Partners in Education

Berklee and its international collaborators come together on the global challenges of teaching contemporary music.

 
 
Images from the 2000 BIN Summit in Greece: In the top photo, Akihito Fuse (left) and Koyo President Takanori Sugauchi at a meeting in Elatos. In the lower photo, BIN participants pose in front of the Acropolis.
   
When a destructive earthquake hit Kobe, Japan, in January 1995, Berklee International Network (BIN) partner school Koyo Conservatory suffered such serious damage that it shut down classes for months. But by June of that year, after a massive reconstruction effort, Koyo resumed instruction. It was the first major milestone in a long recovery process that culminates this month when the school hosts the fifth Berklee International Network Summit.

"We have come very far from that devastating earthquake," says Akihito Fuse, who chairs Koyo's theory and guitar departments and is chair of international affairs. "Berklee helped us a lot and we are very honored that all the schools will come to Kobe for this kind of meeting."

Representatives from Koyo and most of the 13 BIN partner schools will attend the summit, which will be held June 18–24, 2004. Among scheduled activities are several meetings among partner schools, two video teleconferences with Berklee officials in Boston, and a concert at Kobe's Nada Hall.

Education issues that will likely top the agenda include music technology, distance education, and collaborations between partner schools, says Associate Vice President for International Programs Larry Monroe.

"Mostly what's important for the summits is that every two years, the partners can come together and interact with each other," Monroe says. "I've been trying to say to the partner schools that Berklee is the hub and you're the spokes. If you want to go around the wheel, you don't have to go through the hub. So the schools in Greece and Israel have collaborated on something. The school in Tokyo has a regular interaction with the school in Seoul. In a lot of ways, the schools are closer aligned to each other than they are to us."

Such collaborations are important, Monroe said, because of the obstacles many schools face in establishing contemporary music institutions in countries where classical and traditional music forms are generally given more support than are programs that teach genres like jazz, pop, and r&b. Schools derive benefits from their BIN partnership because the association with Berklee helps raise their status and bolster recruitment. Berklee also has credit transfer agreements with several BIN schools, an arrangement that allows students to receive Berklee credit upon enrollment here for courses they took at their home schools.

Fuse said that about 20 Koyo students came to Berklee during the past academic year through credit transfer.

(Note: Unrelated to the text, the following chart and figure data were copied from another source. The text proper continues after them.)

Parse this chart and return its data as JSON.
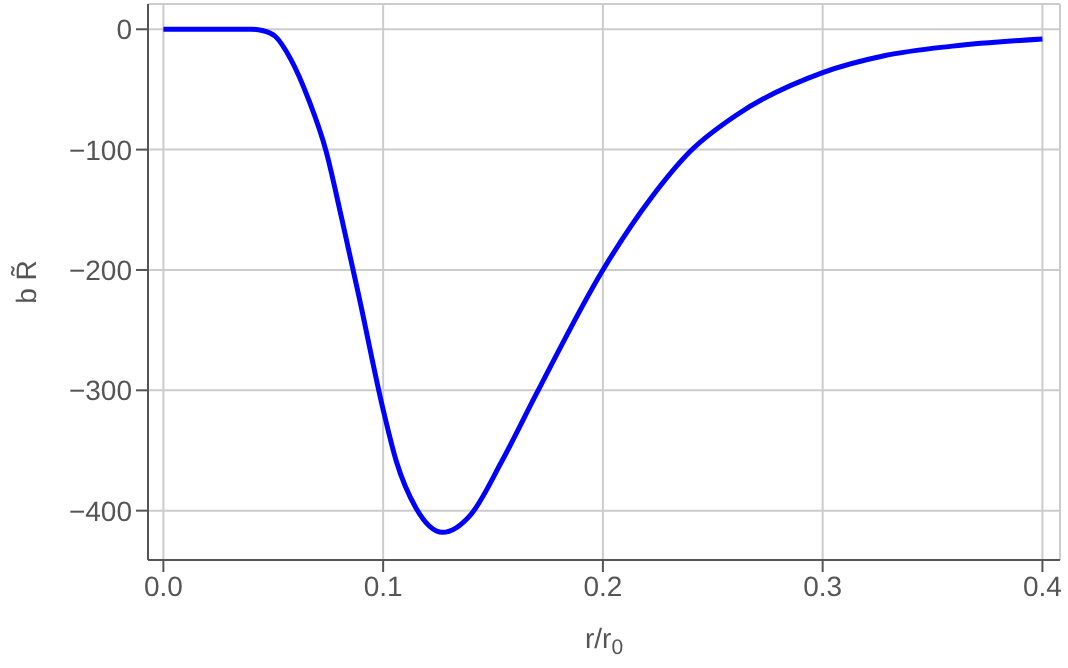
{
  "chart_data": {
    "type": "line",
    "xlabel": "r/r$_{0}$",
    "ylabel": "b R̃",
    "x": [
      0,
      0.02,
      0.04,
      0.045,
      0.051,
      0.058,
      0.066,
      0.074,
      0.081,
      0.089,
      0.1,
      0.106,
      0.115,
      0.127,
      0.14,
      0.154,
      0.17,
      0.2,
      0.222,
      0.24,
      0.261,
      0.3,
      0.328,
      0.359,
      0.4
    ],
    "series": [
      {
        "color": "#0000ff",
        "values": [
          0,
          0,
          0,
          -1,
          -6,
          -25,
          -58,
          -101,
          -156,
          -222,
          -316,
          -359,
          -398,
          -418,
          -403,
          -359,
          -302,
          -200,
          -140,
          -101,
          -71,
          -36,
          -22,
          -14,
          -8
        ]
      }
    ],
    "xlim": [
      -0.007,
      0.408
    ],
    "ylim": [
      -441,
      21
    ],
    "xticks": [
      {
        "value": 0,
        "label": "0.0"
      },
      {
        "value": 0.1,
        "label": "0.1"
      },
      {
        "value": 0.2,
        "label": "0.2"
      },
      {
        "value": 0.3,
        "label": "0.3"
      },
      {
        "value": 0.4,
        "label": "0.4"
      }
    ],
    "yticks": [
      -400,
      -300,
      -200,
      -100,
      0
    ],
    "grid": true,
    "marker": "none",
    "line_style": "solid",
    "legend": false
  }
}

"Berklee certainly helps us to recruit students," Fuse says. "We provide good fundamentals to our students and we can provide students the higher goal of going to Berklee."

There's a likelihood that BIN schools will ask about Berklee's new president, Roger H. Brown, and his commitment to the college's international outreach, says Monroe. President Brown, who officially took office on June 1, following the 25-year tenure of President Emeritus Lee Eliot Berk, will speak with partner schools during one of the summit's Boston-to-Kobe video conferences.

"[President Brown] is very excited about BIN," says Monroe. "He thinks it's important to many aspects of Berklee and he thinks it's an important component in Berklee's overall outreach and recruiting."

One BIN school that will be attending the Kobe summit is the newest partner, Newpark Music Centre, in Dublin, Ireland. Newpark offers to students a comprehensive jazz program, directed by bassist, educator, and author Ronan Guilfoyle.

In other news, Berklee College of Music and Escuela de Musica Contemporanea (EMC), in Buenos Aires, Argentina, have decided not to renew articulation and BIN agreements due to a difference of opinion about terms. Berklee will honor the articulation agreement for those EMC students who have enrolled in courses before the end of June 2004. EMC will take whatever actions are necessary to ensure a smooth articulation process for students transferring to Berklee. Any questions should be directed to Berklee's Office of International Programs.